There were dead bodies making a slow, stumbling path in their direction, looking like skeletons stuffed with mud. Humphrey lunged forward, using his smaller sword in the confines of the tunnel. He still made short work of the animate corpses. Clouds of mist rose off them as Humphrey cut them to pieces.

“Why wouldn’t there be zombies?” Jason asked as Humphrey walked back to them, coughing from the zombie mist. “Honestly, I’m surprised it took them this long to show up in a place like this.”

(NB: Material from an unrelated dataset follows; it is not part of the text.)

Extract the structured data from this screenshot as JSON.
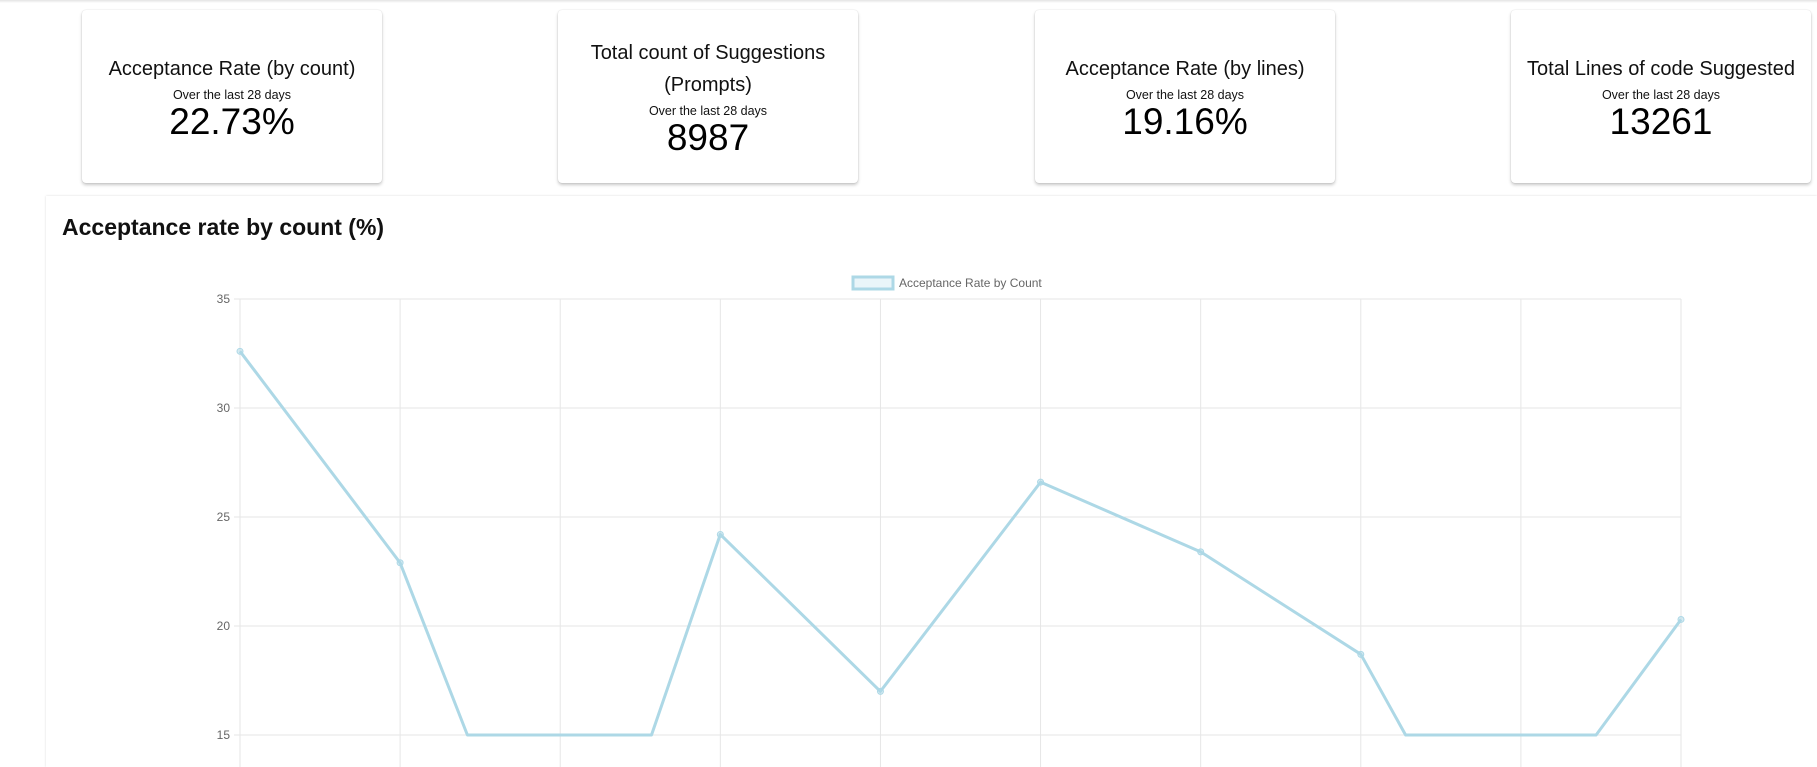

“The delta is flush with vital energy,” Clive explained. “The water coming out of the astral space that feeds the river is full of it. All that life-force prevents undead monsters from manifesting anywhere in the delta.”

“Then how are there zombies here?” Humphrey asked, still coughing.

“You don’t sound so good,” Jason said.

He held his hand in front of Humphrey and chanted a spell.

Feed me your sins.

You have cleansed all instances of [Corpse Fungus] from [Human].

“Corpse Fungus?” Jason asked.

“What’s that?” Humphrey spluttered as he escaped the cloud.

“It’s a fungus that uses corpses to propagate itself,” Clive said. “It takes over a corpse, makes it ambulate like a zombie, then blows spores over any living creature it comes across. Not a zombie at all; just a regular dead body being moved about.”

“What do those spores do?” Humphrey asked.

“They grow inside you,” Clive said. “Kill you, eventually, but there’s plenty of time to find a healer or an alchemist. If you don’t have Jason on hand.”

They waited for the spore cloud to settle before continuing on, Jason cleansing Clive and Humphrey again, just in case. They followed the tracking stone, closing in on the dead adventurer’s badge. It led them to the most ruined part of the complex, where large sections of brickwork had been torn out of the walls, mud encroaching on the rooms and tunnels. At the end of another large hall, all the brickwork from the back wall was gone, with what looked like a giant, burrowed tunnel beyond.

“What needs a hole that big to get around?” Humphrey asked.